PARTICIPATING INSTITUTION – RESEARCH PARTNER
Research Partners can be a variety of organizations, consortia or partnerships that are non-profit (although IRS exemption is not required) and conduct research or perform other related work that directly supports the CPC mission. Whereas Conservation Partners are directly responsible for the National Collection, Research Partners often perform basic research or provide technical skills and services that support the CPC National Collection in tangible ways. (Examples may include university and federal research labs.)
PARTICIPATING INSTITUTION – CORPORATE PARTNER
Corporate Partners represent a variety of for-profit companies whose corporate mission aligns with the CPC vision and mission and whose affiliation with CPC represents a mutually beneficial relationship. Corporate Partners provide financial support through direct contributions and/or contribution of equipment, tools, and resources useful to CPC and its Participating Institutions. (Examples may include conservation focused landscape architect firms or ecosystem restoration companies.)
PARTICIPATING INSTITUTION – NETWORK PARTNER
Network Partners are organizations, consortia or other regional, national or international organizations whose mission overlaps significantly with CPC either by amassing ex situ conservation collections for different but complementary purposes as CPC or maintaining professional memberships, partnerships or networks of their own that overlap with and enhance the CPC Network. (Examples could include botanical garden associations.)
This past year, we added two new Participating Institutions to the CPC family: Montgomery Botanical Center and the California Native Plant Society, a statewide nonprofit organization.
Montgomery Botanical Center
The Montgomery Botanical Center’s goal is to “advance science, education, conservation, and horticultural knowledge of tropical plants, emphasizing palms and cycads.” They accomplish this goal collecting seeds around the world from wild populations of palms and cycads. The seeds are germinated in the Center’s nursery and create genetically diverse collections of plants that are “population-based, documented, [and] scientific.” Montgomery Botanical Center can provide research data to other entities, particularly through publications by using collections-based research and maintaining scientific data on the collection.

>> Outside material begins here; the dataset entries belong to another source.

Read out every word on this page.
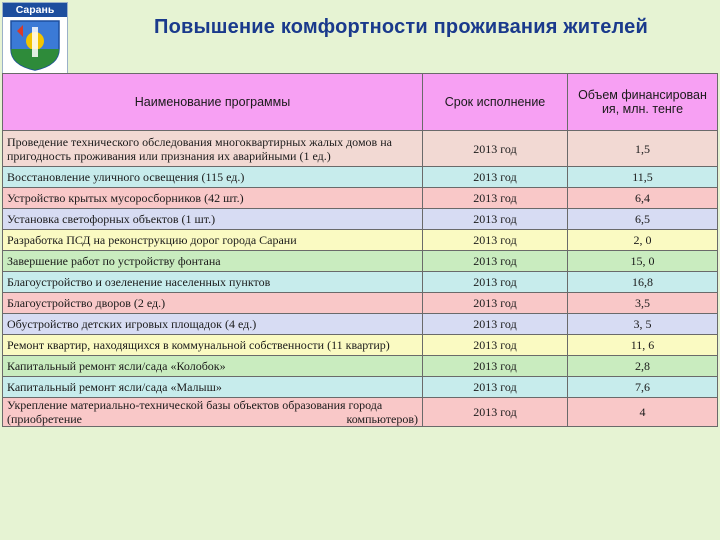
Сарань
Повышение комфортности проживания жителей
Наименование программы	Срок исполнение	Объем финансирован ия, млн. тенге
Проведение технического обследования многоквартирных жалых домов на пригодность проживания или признания их аварийными (1 ед.)	2013 год	1,5
Восстановление уличного освещения (115 ед.)	2013 год	11,5
Устройство крытых мусоросборников (42 шт.)	2013 год	6,4
Установка светофорных объектов (1 шт.)	2013 год	6,5
Разработка ПСД на реконструкцию дорог города Сарани	2013 год	2, 0
Завершение работ по устройству фонтана	2013 год	15, 0
Благоустройство и озеленение населенных пунктов	2013 год	16,8
Благоустройство дворов (2 ед.)	2013 год	3,5
Обустройство детских игровых площадок (4 ед.)	2013 год	3, 5
Ремонт квартир, находящихся в коммунальной собственности (11 квартир)	2013 год	11, 6
Капитальный ремонт ясли/сада «Колобок»	2013 год	2,8
Капитальный ремонт ясли/сада «Малыш»	2013 год	7,6
Укрепление материально-технической базы объектов образования города (приобретение компьютеров)	2013 год	4
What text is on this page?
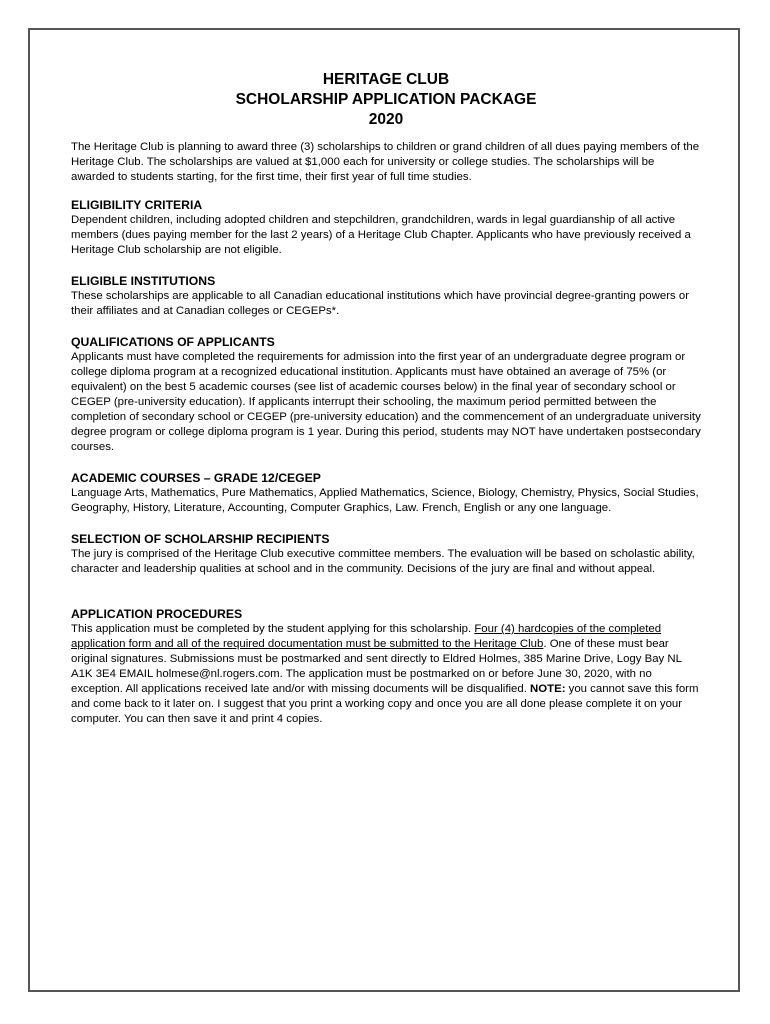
HERITAGE CLUB
SCHOLARSHIP APPLICATION PACKAGE
2020

The Heritage Club is planning to award three (3) scholarships to children or grand children of all dues paying members of the Heritage Club. The scholarships are valued at $1,000 each for university or college studies. The scholarships will be awarded to students starting, for the first time, their first year of full time studies.

ELIGIBILITY CRITERIA

Dependent children, including adopted children and stepchildren, grandchildren, wards in legal guardianship of all active members (dues paying member for the last 2 years) of a Heritage Club Chapter. Applicants who have previously received a Heritage Club scholarship are not eligible.

ELIGIBLE INSTITUTIONS

These scholarships are applicable to all Canadian educational institutions which have provincial degree-granting powers or their affiliates and at Canadian colleges or CEGEPs*.

QUALIFICATIONS OF APPLICANTS

Applicants must have completed the requirements for admission into the first year of an undergraduate degree program or college diploma program at a recognized educational institution. Applicants must have obtained an average of 75% (or equivalent) on the best 5 academic courses (see list of academic courses below) in the final year of secondary school or CEGEP (pre-university education). If applicants interrupt their schooling, the maximum period permitted between the completion of secondary school or CEGEP (pre-university education) and the commencement of an undergraduate university degree program or college diploma program is 1 year. During this period, students may NOT have undertaken postsecondary courses.

ACADEMIC COURSES – GRADE 12/CEGEP

Language Arts, Mathematics, Pure Mathematics, Applied Mathematics, Science, Biology, Chemistry, Physics, Social Studies, Geography, History, Literature, Accounting, Computer Graphics, Law. French, English or any one language.

SELECTION OF SCHOLARSHIP RECIPIENTS

The jury is comprised of the Heritage Club executive committee members. The evaluation will be based on scholastic ability, character and leadership qualities at school and in the community. Decisions of the jury are final and without appeal.

APPLICATION PROCEDURES

This application must be completed by the student applying for this scholarship. Four (4) hardcopies of the completed application form and all of the required documentation must be submitted to the Heritage Club. One of these must bear original signatures. Submissions must be postmarked and sent directly to Eldred Holmes, 385 Marine Drive, Logy Bay NL A1K 3E4 EMAIL holmese@nl.rogers.com. The application must be postmarked on or before June 30, 2020, with no exception. All applications received late and/or with missing documents will be disqualified. NOTE: you cannot save this form and come back to it later on. I suggest that you print a working copy and once you are all done please complete it on your computer. You can then save it and print 4 copies.
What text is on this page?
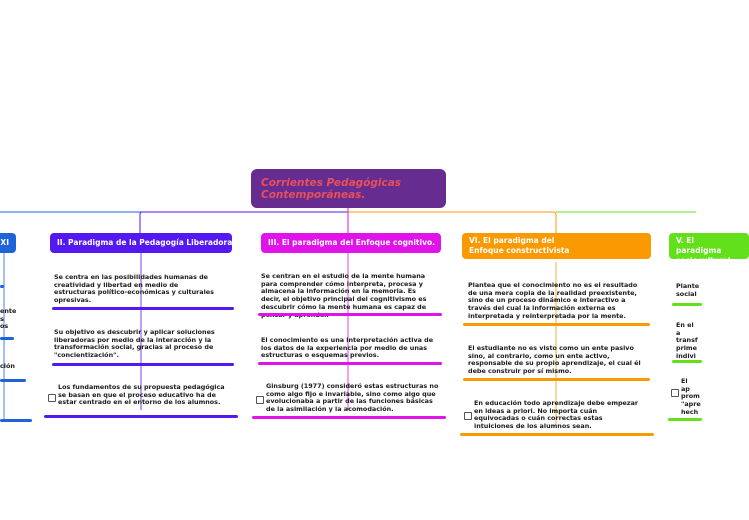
Corrientes Pedagógicas Contemporáneas.
XI
ente
s
os
ción
II. Paradigma de la Pedagogía Liberadora.
Se centra en las posibilidades humanas de creatividad y libertad en medio de estructuras político-económicas y culturales opresivas.
Su objetivo es descubrir y aplicar soluciones liberadoras por medio de la interacción y la transformación social, gracias al proceso de "concientización".
Los fundamentos de su propuesta pedagógica se basan en que el proceso educativo ha de estar centrado en el entorno de los alumnos.
III. El paradigma del Enfoque cognitivo.
Se centran en el estudio de la mente humana para comprender cómo interpreta, procesa y almacena la información en la memoria. Es decir, el objetivo principal del cognitivismo es descubrir cómo la mente humana es capaz de
El conocimiento es una interpretación activa de los datos de la experiencia por medio de unas estructuras o esquemas previos.
Ginsburg (1977) consideró estas estructuras no como algo fijo e invariable, sino como algo que evolucionaba a partir de las funciones básicas de la asimilación y la acomodación.
VI. El paradigma del Enfoque constructivista
Plantea que el conocimiento no es el resultado de una mera copia de la realidad preexistente, sino de un proceso dinámico e interactivo a través del cual la información externa es interpretada y reinterpretada por la mente.
El estudiante no es visto como un ente pasivo sino, al contrario, como un ente activo, responsable de su propio aprendizaje, el cual él debe construir por sí mismo.
En educación todo aprendizaje debe empezar en ideas a priori. No importa cuán equivocadas o cuán correctas estas intuiciones de los alumnos sean.
V. El paradigma sociocultural
Plante social
En el a transf prime indivi
El ap prom "apre hech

California Native Plant Society
The California Native Plant Society (CNPS) works hard to protect the native plants of California. Beginning in 1965, CNPS has worked with scientists, policy-makers, and others to “advocate for well-informed and environmental friendly policies, regulations, and land management practices.” The mission of CNPS is to preserve California native plants and their natural habitat. The Rare Plant Program at CNPS develops information on “the distribution, ecology, and conservation status of California’s rare and endangered plants, and to use this information to promote science-based plant conservation in California.” This program maintains the Inventory of Rare and Endangered Plants of California.” This inventory tracks the status of hundreds of plant species.